Virtually everybody procrastinates at some time or another. But taking action, however unappealling the task, is the number one route to success. Completing tasks is great for your motivation but there are always things you might not want to do, even when you know it is totally necessary. The good news is it is possible to avoid living like that. You can change the way you look at things and make procrastination a thing of the past.
There are all kinds of reasons why people procrastinate. Some do it because they don’t like the task, others because other things mean more to them, and still other people might be struggling with depression, sickness, or just feeling down. Sometimes it can be as simple as just not knowing where to start. No matter what your reasons for procrastinating, you can take control and get things done.
Identify What Really Matters to You
It’s important to be able to do things that you want to do, but the reality is that someone has to take out the garbage, wash the dishes, or complete that long-winded business report. There should be a healthy balance between things you must do and things you do simply for pleasure.
Of course, what you like to do won’t necessarily be the same as what someone else enjoys, and that’s just fine. Some people like to clean their homes. Others prefer to pay someone to clean so they can do something else. Neither person is wrong, nor should they try to convince the other person to change. They are both focused on what they enjoy doing.
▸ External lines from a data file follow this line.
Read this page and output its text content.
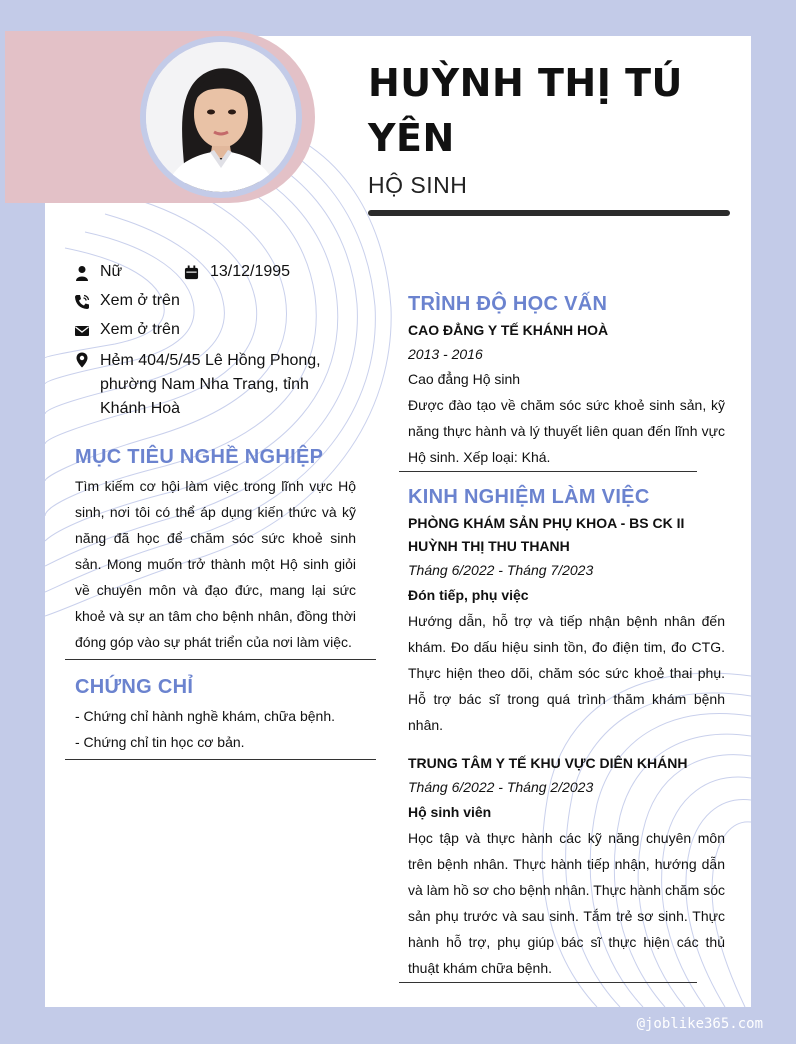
HUỲNH THỊ TÚ YÊN
HỘ SINH
Nữ	13/12/1995
Xem ở trên
Xem ở trên
Hẻm 404/5/45 Lê Hồng Phong, phường Nam Nha Trang, tỉnh Khánh Hoà
MỤC TIÊU NGHỀ NGHIỆP
Tìm kiếm cơ hội làm việc trong lĩnh vực Hộ sinh, nơi tôi có thể áp dụng kiến thức và kỹ năng đã học để chăm sóc sức khoẻ sinh sản. Mong muốn trở thành một Hộ sinh giỏi về chuyên môn và đạo đức, mang lại sức khoẻ và sự an tâm cho bệnh nhân, đồng thời đóng góp vào sự phát triển của nơi làm việc.
CHỨNG CHỈ
- Chứng chỉ hành nghề khám, chữa bệnh.
- Chứng chỉ tin học cơ bản.
TRÌNH ĐỘ HỌC VẤN
CAO ĐẲNG Y TẾ KHÁNH HOÀ
2013 - 2016
Cao đẳng Hộ sinh
Được đào tạo về chăm sóc sức khoẻ sinh sản, kỹ năng thực hành và lý thuyết liên quan đến lĩnh vực Hộ sinh. Xếp loại: Khá.
KINH NGHIỆM LÀM VIỆC
PHÒNG KHÁM SẢN PHỤ KHOA - BS CK II HUỲNH THỊ THU THANH
Tháng 6/2022 - Tháng 7/2023
Đón tiếp, phụ việc
Hướng dẫn, hỗ trợ và tiếp nhận bệnh nhân đến khám. Đo dấu hiệu sinh tồn, đo điện tim, đo CTG. Thực hiện theo dõi, chăm sóc sức khoẻ thai phụ. Hỗ trợ bác sĩ trong quá trình thăm khám bệnh nhân.
TRUNG TÂM Y TẾ KHU VỰC DIÊN KHÁNH
Tháng 6/2022 - Tháng 2/2023
Hộ sinh viên
Học tập và thực hành các kỹ năng chuyên môn trên bệnh nhân. Thực hành tiếp nhận, hướng dẫn và làm hồ sơ cho bệnh nhân. Thực hành chăm sóc sản phụ trước và sau sinh. Tắm trẻ sơ sinh. Thực hành hỗ trợ, phụ giúp bác sĩ thực hiện các thủ thuật khám chữa bệnh.
@joblike365.com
If you want to stop procrastinating, your first step is to determine:
• What you absolutely have to do
• What others have told you that you have to do
• What you can get others to do for you – either volunteer or paid
When you’ve been totally truthful with yourself and worked out what really matters to you, you can focus on the tasks that you simply must get done.
Give Yourself A Treat
Ensure you give yourself a small reward whenever you achieve something. In other words, avoid doing a lot of tasks that you don’t enjoy without treating yourself.
It’s important that you reward yourself for doing things you don’t like doing. The reward should be simple and realistic, but also something that you can look forward to. A treat can be anything from a scoop of ice cream to your favorite movie to taking a walk under the stars – whatever brings you joy.
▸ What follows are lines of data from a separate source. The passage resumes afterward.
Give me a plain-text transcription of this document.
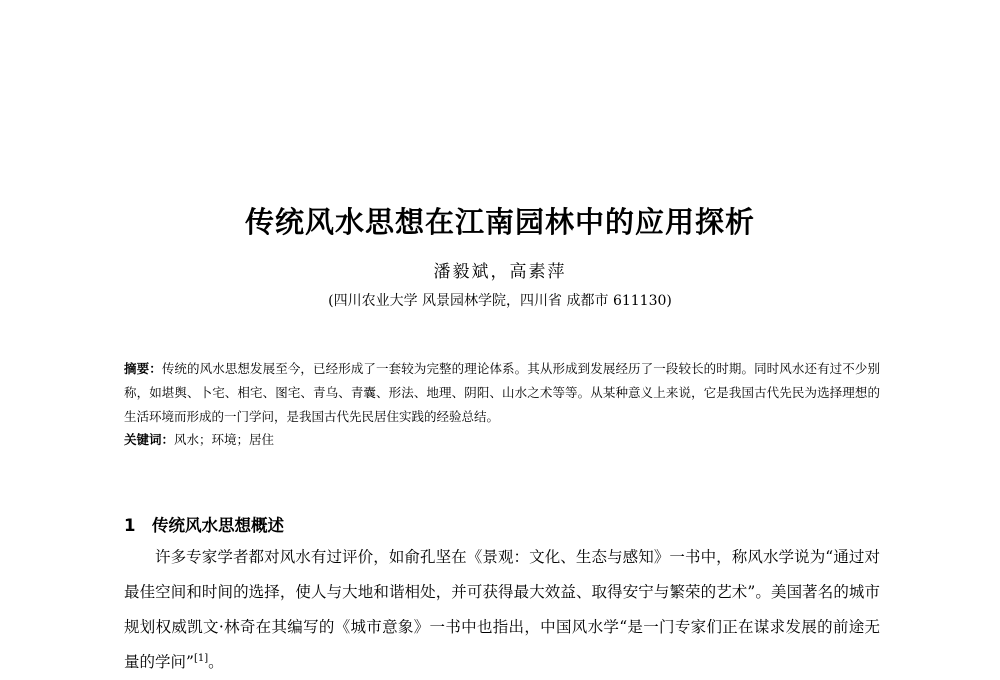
传统风水思想在江南园林中的应用探析
潘毅斌，高素萍
(四川农业大学 风景园林学院，四川省 成都市 611130)

摘要：传统的风水思想发展至今，已经形成了一套较为完整的理论体系。其从形成到发展经历了一段较长的时期。同时风水还有过不少别称，如堪舆、卜宅、相宅、图宅、青乌、青囊、形法、地理、阴阳、山水之术等等。从某种意义上来说，它是我国古代先民为选择理想的生活环境而形成的一门学问，是我国古代先民居住实践的经验总结。

关键词：风水；环境；居住

1 传统风水思想概述

许多专家学者都对风水有过评价，如俞孔坚在《景观：文化、生态与感知》一书中，称风水学说为“通过对最佳空间和时间的选择，使人与大地和谐相处，并可获得最大效益、取得安宁与繁荣的艺术”。美国著名的城市规划权威凯文·林奇在其编写的《城市意象》一书中也指出，中国风水学“是一门专家们正在谋求发展的前途无量的学问”[1]。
For example, you can tell yourself, “When I finish cleaning the kitchen, I’ll read another chapter in that book I enjoy.” You’ll be more likely to finish cleaning faster if you know you can do something fun afterward.
More Tips to Stop Procrastinating
Rewarding yourself is a great way to stop procrastinating and making unwanted tasks more enjoyable so that you’re more inclined to get them done also works.
Try these techniques to convince yourself to complete those tasks:
1. Get others involved. Need to paint your house? Get your family or friends involved and then enjoy some time together afterward. Order a pizza. Watch a movie. Play in the yard. Do something that makes you feel joyful and connected. This way, you can actually look forward to it!
2. Do one thing each day. Divide the task up into more manageable bits. For example, rather than cleaning your entire house in one day, just clean one or two rooms each day, on a schedule of your choosing. When you do that, the smaller tasks seem much easier to handle and you won’t spend your entire weekend cleaning.
3. Set realistic deadlines and goals. If you set unrealistic goals, it’s easy to get discouraged. Avoid discouragement by setting goals and deadlines that are attainable. Your confidence and motivation soar when you know you can achieve what you set out to accomplish.
Overcoming procrastination takes work and some time, but it’s something that anyone can do. Start right now – make a commitment to yourself to stop procrastinating and start moving forward with your life.
You can take control, and you’ll be glad you did as you find yourself reaching your goals and enjoying more free time. You’ll also find that tasks you avoided become just routine and you don’t fret over them anymore.